ES 5.2.2 data node crash (OutOfMemoryError)

(Yoni Farin) #1

Hi, I have 4 cold elastic search data nodes that some time receive OutOfMemoryError. It seems to be related to moving indexes to these nodes. The cold nodes spec is:
8 Cores, 32 GB (16 assigned to JVM) 5 spinning disks 2TB each.
Each cold node curuntly has 3TB of data and 800 shards

Form the memory dump it seems like there are many threads stuck in:

elasticsearch[esdatacold2-prod][generic][T#9] [DAEMON] State: WAITING tid: 221
sun.misc.Unsafe.park(boolean, long)
java.util.concurrent.locks.LockSupport.parkNanos(Object, long)
java.util.concurrent.LinkedTransferQueue.awaitMatch(LinkedTransferQueue$Node, LinkedTransferQueue$Node, Object, boolean, long)
java.util.concurrent.LinkedTransferQueue.xfer(Object, boolean, int, long)
java.util.concurrent.LinkedTransferQueue.poll(long, TimeUnit)

(Christian Dahlqvist) #2

How much data does it hold? How many indices/shards? How much heap do you have assigned?

(Yoni Farin) #3

Thanks for the quick reply!!! Sorry for the missing information I accidentally pushed post :blush:
Adding the info

(Christian Dahlqvist) #4

How much data does each of the cold nodes hold? How many shards do you have on each of them?

(Yoni Farin) #5

Each cold node curuntly has 3TB of data and 800 shards

(Christian Dahlqvist) #6

Based on the general recommendations in this blog post, that sounds like a lot of shards given how much heap you have available on each node. In order to be able to hold more data on the cold nodes, you may want to use the shrink index API to reduce the number of shards before you relocate the indices to the cold nodes. You can also benefit from minimising the number of segments by forcemerging indices that are no longer written to.

(Lior Redlus) #7

Hi Christian,

I understand that the node may be holding more shards than recommended, but as the blog post you linked says there is no fixed limit enforced by Elasticsearch. I can see why this will affect performance, but this should not cause a node to crash. Receiving an OutOfMemoryError means there is some fault in memory / thread-pool handling. The following is the full stack-stace of the thread that received the exception:

elasticsearch[esdatacold2-prod][[transport_server_worker.default]][T#14] [DAEMON] <--- OutOfMemoryError happened in this thread State: RUNNABLE tid: 60
io.netty.buffer.PoolArena.allocateHuge(PooledByteBuf, int)
io.netty.buffer.PoolArena.allocate(PoolThreadCache, PooledByteBuf, int)
io.netty.buffer.PoolArena.reallocate(PooledByteBuf, int, boolean)
io.netty.buffer.AbstractByteBuf.writeBytes(ByteBuf, int, int)
io.netty.buffer.AbstractByteBuf.writeBytes(ByteBuf, int)
io.netty.handler.codec.ByteToMessageDecoder$1.cumulate(ByteBufAllocator, ByteBuf, ByteBuf)
io.netty.handler.codec.ByteToMessageDecoder.channelRead(ChannelHandlerContext, Object), Object), Object), Object)$HeadContext.channelRead(ChannelHandlerContext, Object), Object)$, AbstractNioChannel)

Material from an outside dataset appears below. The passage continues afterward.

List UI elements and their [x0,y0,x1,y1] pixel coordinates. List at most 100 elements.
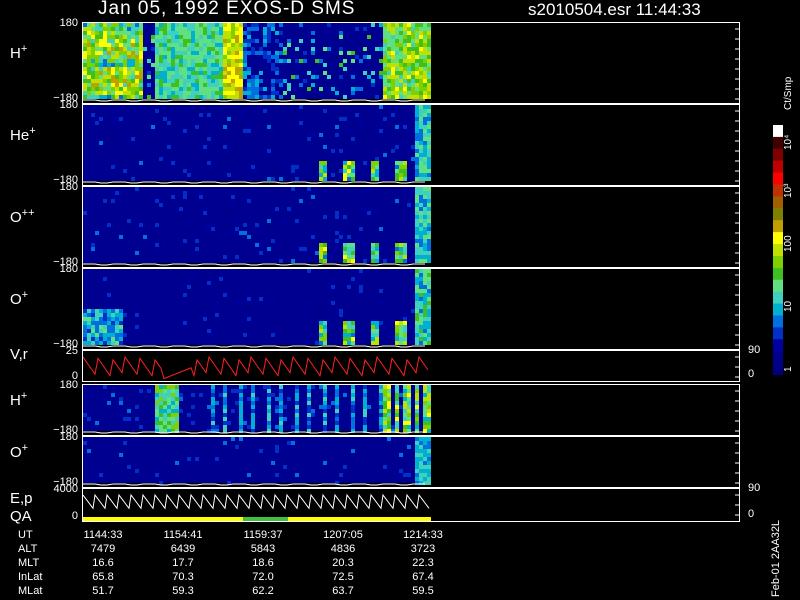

The crashing node causes severe performance effects on the whole cluster, and this should definitely be protected against.

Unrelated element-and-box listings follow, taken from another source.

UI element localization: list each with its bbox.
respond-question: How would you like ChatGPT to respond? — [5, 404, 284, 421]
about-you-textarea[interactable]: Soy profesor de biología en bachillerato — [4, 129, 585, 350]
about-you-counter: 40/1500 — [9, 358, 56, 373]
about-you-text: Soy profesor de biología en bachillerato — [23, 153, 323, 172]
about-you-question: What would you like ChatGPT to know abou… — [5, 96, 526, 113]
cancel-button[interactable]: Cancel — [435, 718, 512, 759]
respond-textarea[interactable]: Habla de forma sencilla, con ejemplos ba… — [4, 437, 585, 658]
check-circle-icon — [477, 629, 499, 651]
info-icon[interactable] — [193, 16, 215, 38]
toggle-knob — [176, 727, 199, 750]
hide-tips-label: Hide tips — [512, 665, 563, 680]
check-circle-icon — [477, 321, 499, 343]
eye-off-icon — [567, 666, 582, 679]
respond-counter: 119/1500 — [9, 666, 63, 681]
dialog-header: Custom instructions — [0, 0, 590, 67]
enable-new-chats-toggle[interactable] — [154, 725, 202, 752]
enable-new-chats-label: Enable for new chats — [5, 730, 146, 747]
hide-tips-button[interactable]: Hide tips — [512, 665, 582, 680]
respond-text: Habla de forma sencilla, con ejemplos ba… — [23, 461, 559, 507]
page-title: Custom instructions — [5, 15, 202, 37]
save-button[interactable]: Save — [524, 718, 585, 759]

Is there anything we can do about this issue?

(Christian Dahlqvist) #8

Do you have monitoring installed so you can see how the heap used varies over time?

What type of queries/aggregations/dashboards are you running against the data stored on these nodes?

The segments and shards held on a node will use up heap space. The more you have and the less these are optimised, the less heap space is left over for querying. Elasticsearch has circuit breakers that try to stop queries that could cause OOM, but they are apparently not able to catch all scenarios. If you want to reduce the chance of nodes going OOM, you may need to tune them. This will however lead to queries failing.

(Yoni Farin) #9

Looking at all the threads call stacks in the dump, it seems that process didn't do anything related to queries (see here).
It seems to be related to the index rerouting that is taking place during the time the process crashed.

Briefly, we create snapshots from each index to backup the data, and then move the indices to these cold nodes by using index filtering by node name. The crash seems to correlate with the time this script runs.
Also, experimenting with the exact same architecture only with SSD disks in the cold machines - which works perfectly.
Only when moving a lot of shards to these HDD machines does the process crash for out of memory.

(system) #10

This topic was automatically closed 28 days after the last reply. New replies are no longer allowed.